I’ve been running AMC for over eight and a half years, and in that time, we’ve made three significant acquisitions. Even more recently, we’ve quietly done some strategic pickups. We bought Cinetopia, a small chain out of Portland, Oregon, in 2019. We picked up around a third of Arclight’s locations, half of Bow Tie, and several sites from Reading since the pandemic. Our eyes are always open. We never want to overpay, so we must be cautious about where we direct our cash.

Looking ahead to the next two and a half years, we’ll likely add more locations via acquisition. There will be failing circuits in that span because much of this industry was propped up by government assistance two years ago when Congress approved money for all the small theaters in the United States. If you were a public company or had locations in more than 10 states, you were ineligible to receive government support. Some chains that survived only did so because Congress bailed them out. Congress is not going to be around to bail them out this time. That’s why I expect to see more acquisition opportunities for us in the coming years; several circuits are already for sale.

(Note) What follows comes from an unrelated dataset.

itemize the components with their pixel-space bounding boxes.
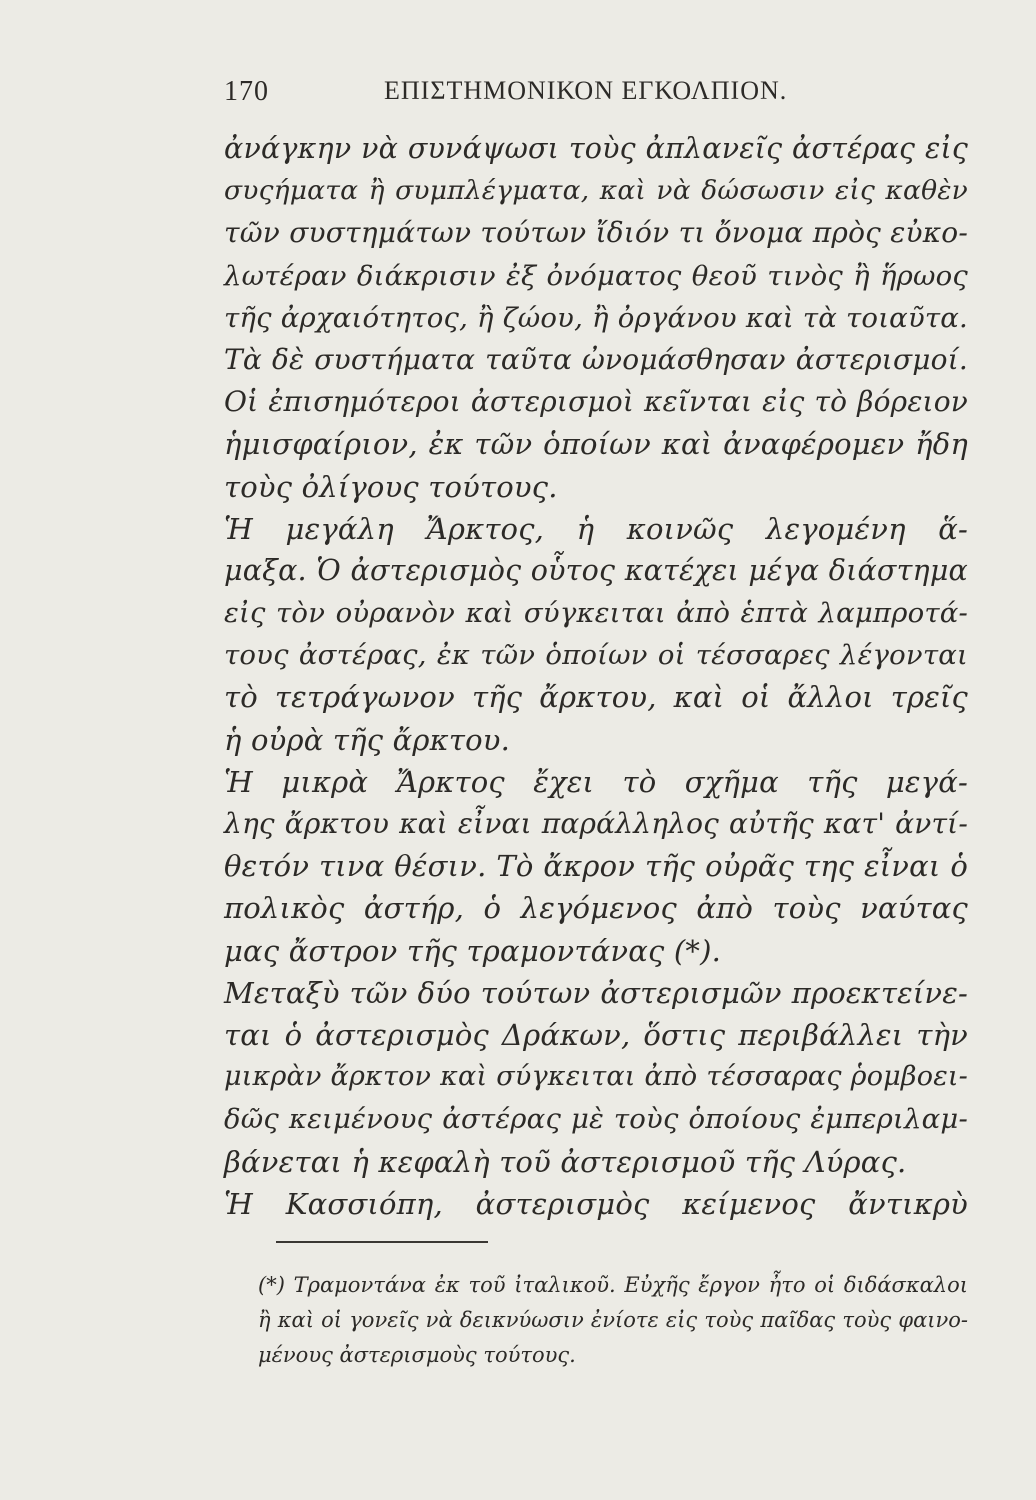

As you can imagine, we get a call whenever there’s a circuit up for sale. There are several things we have to assess. Number one, what’s the condition of the theaters? To what extent do they compete with us? If they don’t compete with us, it’s an easy pickup from an antitrust point of view. If they’re right across the street from one of our locations, that will be a problem. Third, what’s the price? Is it a good buy or not? And finally, fourth, in the grand scheme of things, where are we in terms of keeping our cash reserves ample and flush? I think it’s far more important that we keep our bank balances strong than adding 14 more movie theaters. It’s not like we need 14 more theaters to be the largest player in the United States. Our market share is about two-thirds bigger than the second-largest player in the U.S. right now. While acquisitions are possible, it’s not our company’s most immediate strategic objective at the moment.